La Commodity Futures Trading Commission a imposé une interdiction permanente de trading au fondateur de Celsius Network, Alexander Mashinsky, réglant ainsi une action disciplinaire liée à l'effondrement du prêteur crypto en 2022.
La CFTC a annoncé cette résolution le 18 juin, interdisant à Mashinsky de négocier sur tout marché réglementé par la CFTC, selon le communiqué de l'agence.
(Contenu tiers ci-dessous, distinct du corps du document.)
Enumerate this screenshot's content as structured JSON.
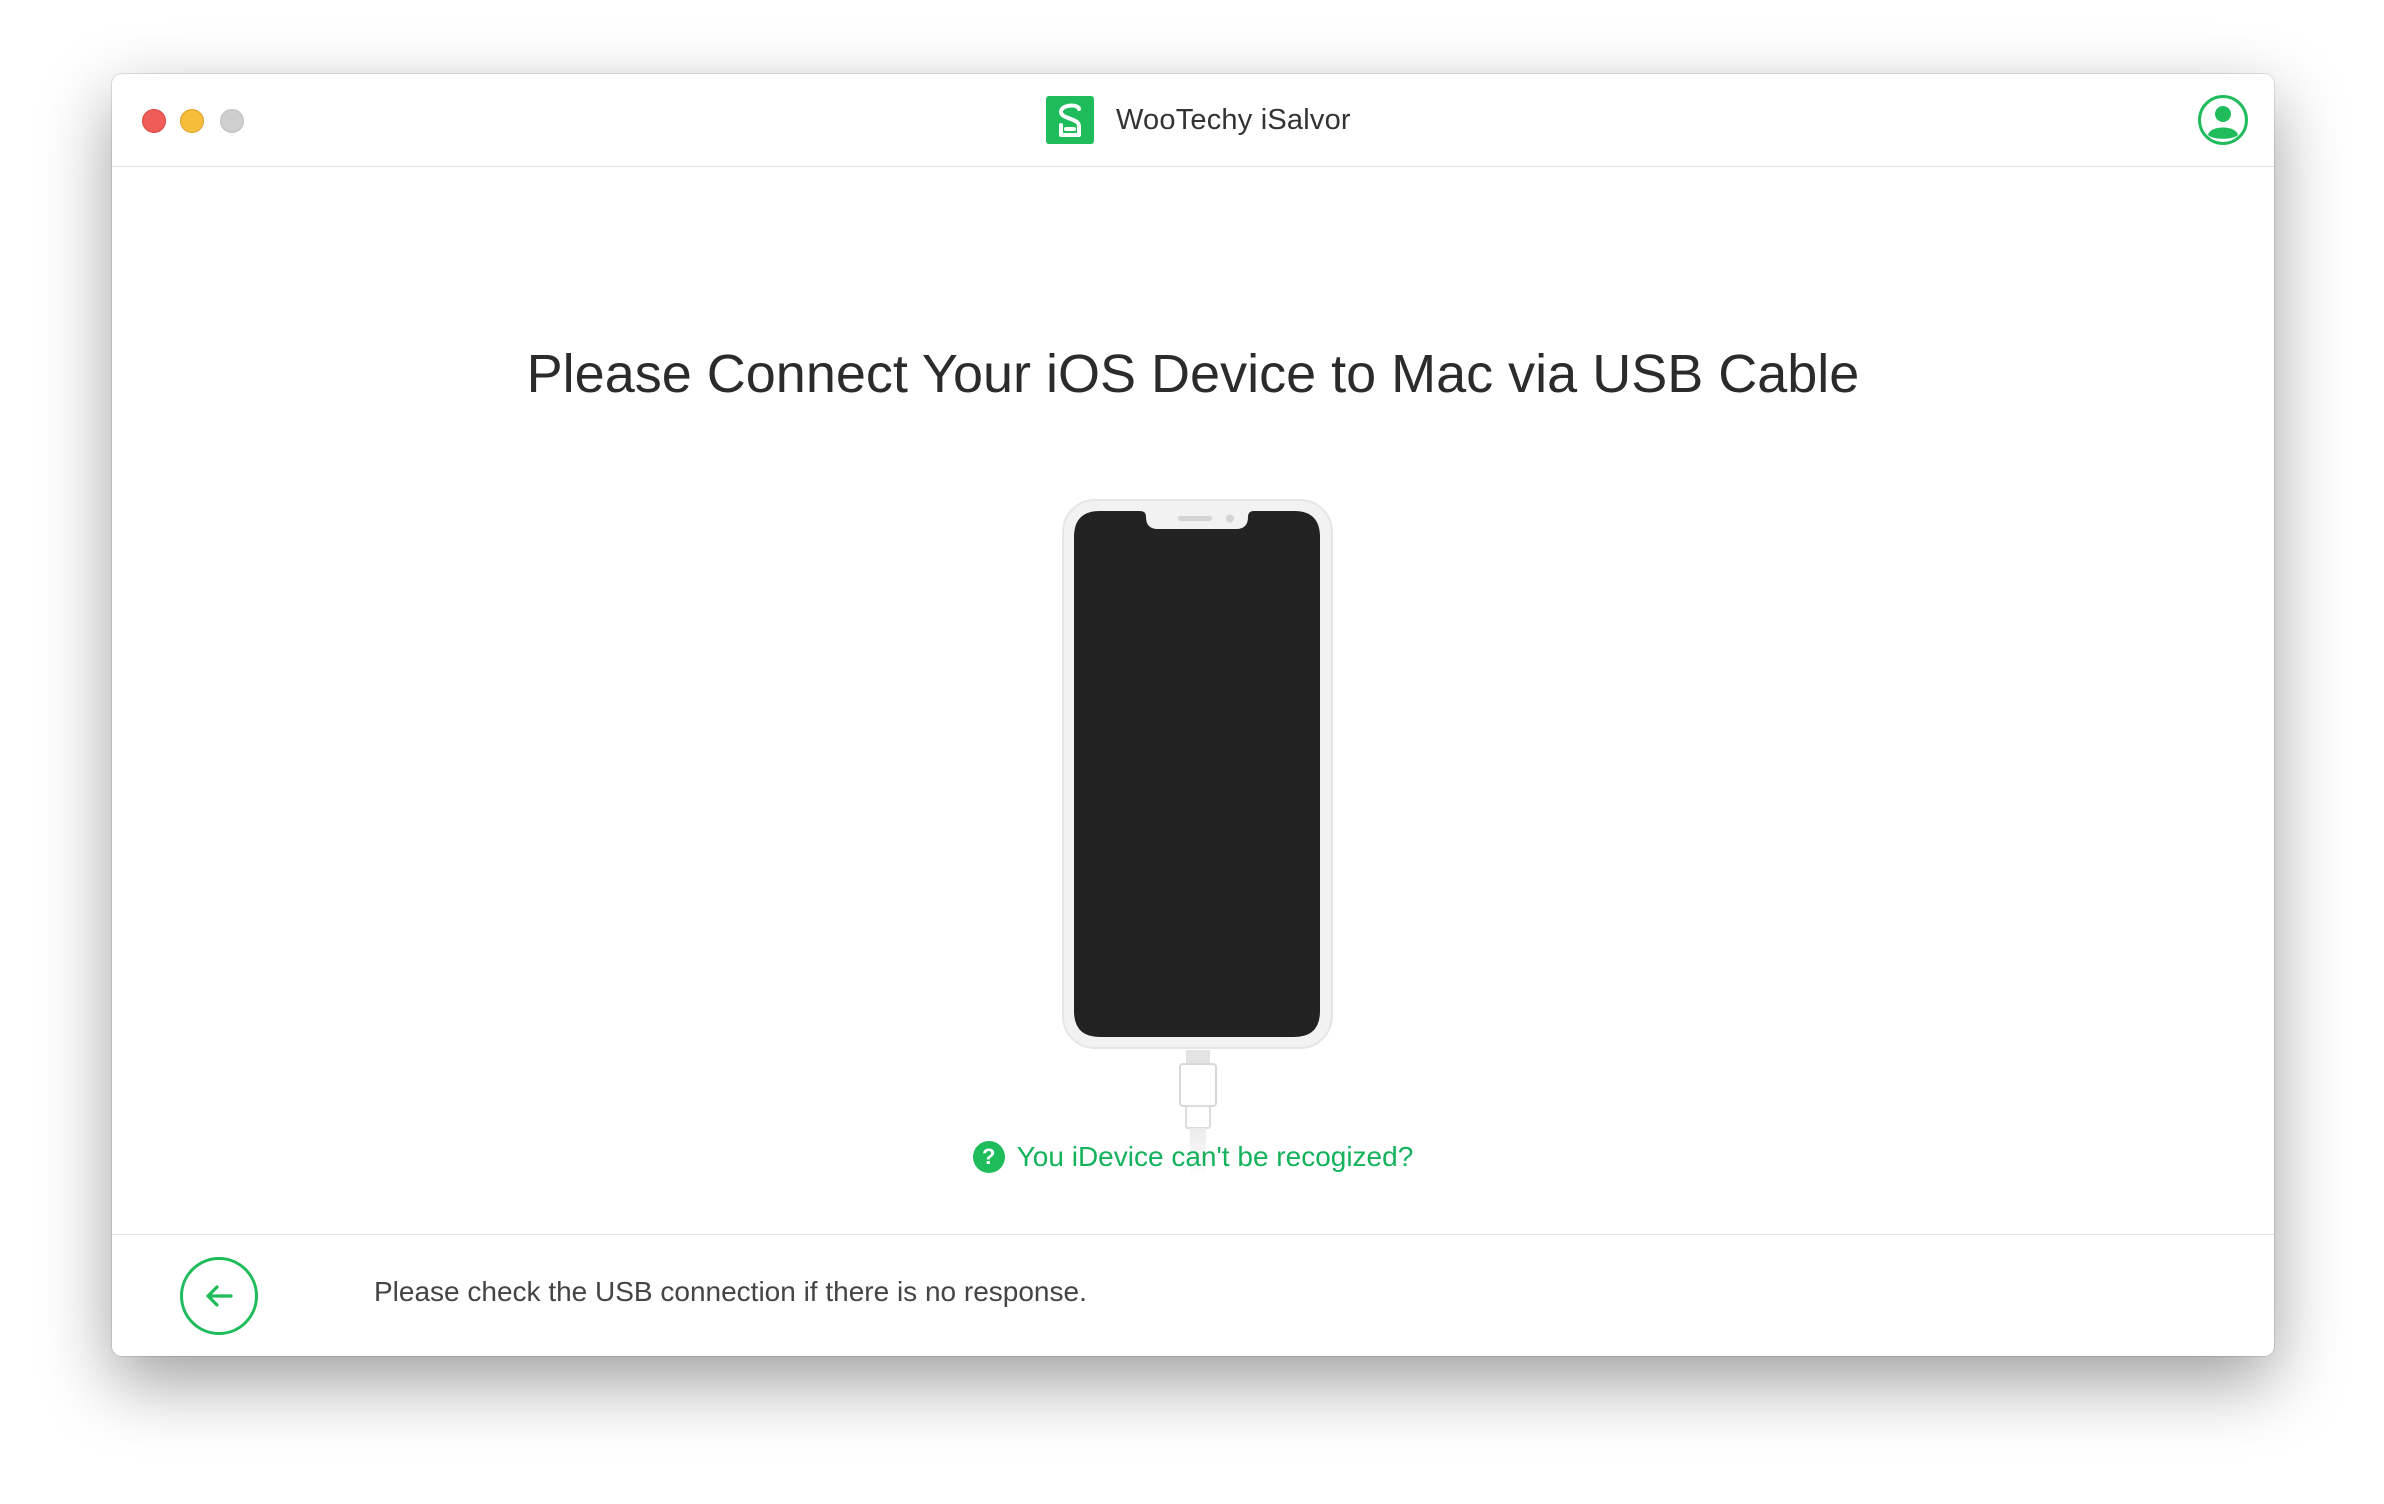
{
  "window": {
    "title": "WooTechy iSalvor"
  },
  "main": {
    "heading": "Please Connect Your iOS Device to Mac via USB Cable",
    "help_link": "You iDevice can't be recogized?",
    "help_icon_glyph": "?"
  },
  "footer": {
    "status_text": "Please check the USB connection if there is no response."
  },
  "icons": {
    "app_logo": "app-logo-icon",
    "user": "user-account-icon",
    "back": "back-arrow-icon",
    "help": "question-icon",
    "device": "iphone-illustration"
  },
  "colors": {
    "accent": "#1ebc5b",
    "close": "#ee5d58",
    "minimize": "#f5bd3a",
    "maximize": "#cfcfcf",
    "phone_screen": "#222222"
  }
}
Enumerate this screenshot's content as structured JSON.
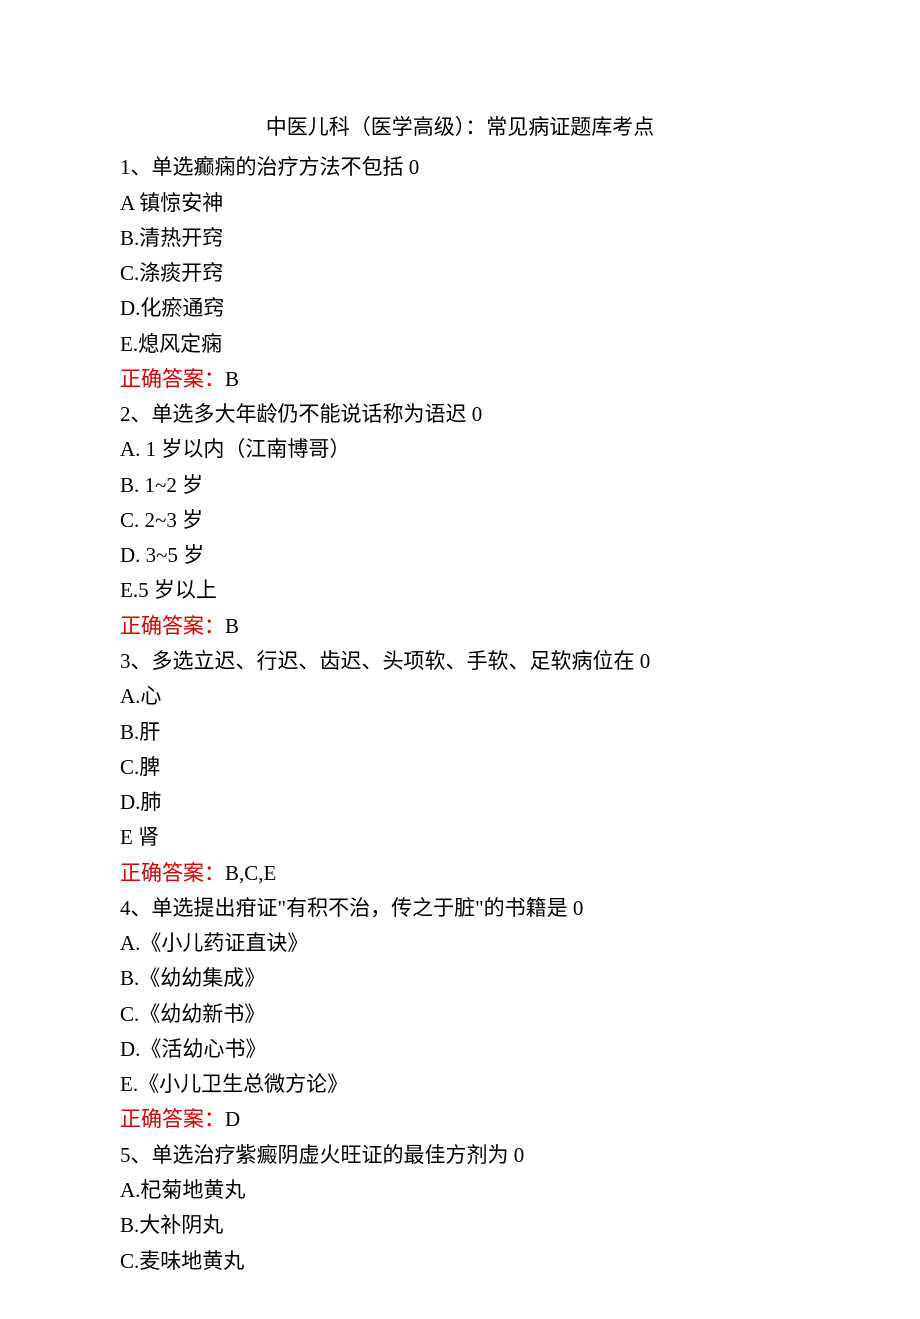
{
  "title": "中医儿科（医学高级）：常见病证题库考点",
  "questions": [
    {
      "number": "1、",
      "type": "单选",
      "stem": "癫痫的治疗方法不包括 0",
      "options": [
        {
          "label": "A",
          "sep": " ",
          "text": "镇惊安神"
        },
        {
          "label": "B",
          "sep": ".",
          "text": "清热开窍"
        },
        {
          "label": "C",
          "sep": ".",
          "text": "涤痰开窍"
        },
        {
          "label": "D",
          "sep": ".",
          "text": "化瘀通窍"
        },
        {
          "label": "E",
          "sep": ".",
          "text": "熄风定痫"
        }
      ],
      "answerLabel": "正确答案：",
      "answerValue": "B"
    },
    {
      "number": "2、",
      "type": "单选",
      "stem": "多大年龄仍不能说话称为语迟 0",
      "options": [
        {
          "label": "A",
          "sep": ". ",
          "text": "1 岁以内（江南博哥）"
        },
        {
          "label": "B",
          "sep": ". ",
          "text": "1~2 岁"
        },
        {
          "label": "C",
          "sep": ". ",
          "text": "2~3 岁"
        },
        {
          "label": "D",
          "sep": ". ",
          "text": "3~5 岁"
        },
        {
          "label": "E",
          "sep": ".",
          "text": "5 岁以上"
        }
      ],
      "answerLabel": "正确答案：",
      "answerValue": "B"
    },
    {
      "number": "3、",
      "type": "多选",
      "stem": "立迟、行迟、齿迟、头项软、手软、足软病位在 0",
      "options": [
        {
          "label": "A",
          "sep": ".",
          "text": "心"
        },
        {
          "label": "B",
          "sep": ".",
          "text": "肝"
        },
        {
          "label": "C",
          "sep": ".",
          "text": "脾"
        },
        {
          "label": "D",
          "sep": ".",
          "text": "肺"
        },
        {
          "label": "E",
          "sep": " ",
          "text": "肾"
        }
      ],
      "answerLabel": "正确答案：",
      "answerValue": "B,C,E"
    },
    {
      "number": "4、",
      "type": "单选",
      "stem": "提出疳证\"有积不治，传之于脏\"的书籍是 0",
      "options": [
        {
          "label": "A",
          "sep": ".",
          "text": "《小儿药证直诀》"
        },
        {
          "label": "B",
          "sep": ".",
          "text": "《幼幼集成》"
        },
        {
          "label": "C",
          "sep": ".",
          "text": "《幼幼新书》"
        },
        {
          "label": "D",
          "sep": ".",
          "text": "《活幼心书》"
        },
        {
          "label": "E",
          "sep": ".",
          "text": "《小儿卫生总微方论》"
        }
      ],
      "answerLabel": "正确答案：",
      "answerValue": "D"
    },
    {
      "number": "5、",
      "type": "单选",
      "stem": "治疗紫癜阴虚火旺证的最佳方剂为 0",
      "options": [
        {
          "label": "A",
          "sep": ".",
          "text": "杞菊地黄丸"
        },
        {
          "label": "B",
          "sep": ".",
          "text": "大补阴丸"
        },
        {
          "label": "C",
          "sep": ".",
          "text": "麦味地黄丸"
        }
      ],
      "answerLabel": null,
      "answerValue": null
    }
  ]
}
L'interdiction permanente clôt l'action civile de la CFTC contre Mashinsky concernant les opérations de Celsius. Le prêteur crypto s'est effondré en 2022, laissant les clients dans l'incapacité d'accéder à leurs fonds.
Cette résolution s'ajoute à une série de mesures réglementaires découlant de la crise du crédit crypto de 2022. L'interdiction permanente de trading pourrait dissuader de futurs manquements de la part des fondateurs de plateformes de prêt centralisées, affectant potentiellement la confiance des investisseurs dans des protocoles similaires.
L'action de la CFTC contre Mashinsky s'inscrit dans une réponse réglementaire plus large à la crise de marché de 2022, qui a vu plusieurs prêteurs crypto faire faillite. Celsius, qui proposait des comptes rémunérés aux clients particuliers, a gelé les retraits avant son effondrement.
L'interdiction permanente de trading s'applique à tous les marchés de produits dérivés sur matières premières relevant de la compétence de la CFTC, y compris les contrats à terme et les options sur actifs numériques. Le régulateur a de plus en plus ciblé les dirigeants d'entreprise dans ses actions disciplinaires dans le secteur crypto, cherchant des interdictions personnelles en plus des résolutions corporatives.
Cette résolution n'affecte pas les autres procédures judiciaires concernant Mashinsky. L'action civile de la CFTC est indépendante de toute enquête pénale liée à l'effondrement de Celsius.
Cette affaire met en lumière le rôle croissant de la CFTC en matière d'application de la réglementation dans le secteur crypto. L'agence a engagé des poursuites tant contre des entreprises que contre des individus, utilisant son autorité sur les produits dérivés sur matières premières pour contrôler les marchés d'actifs numériques. D'autres régulateurs, dont la Securities and Exchange Commission, ont également intenté des actions disciplinaires contre des plateformes de prêt crypto qui ont fait faillite au cours de la même période.
Pour l'industrie crypto, l'interdiction permanente prononcée à l'encontre d'un fondateur de haut profil établit un précédent selon lequel les dirigeants peuvent faire face à des conséquences personnelles en cas de défaillance de plateforme. Cela pourrait influencer la manière dont les futurs protocoles de prêt structureront leurs opérations et leurs informations.
Cet article est fourni à titre informatif uniquement et ne constitue pas un conseil en investissement.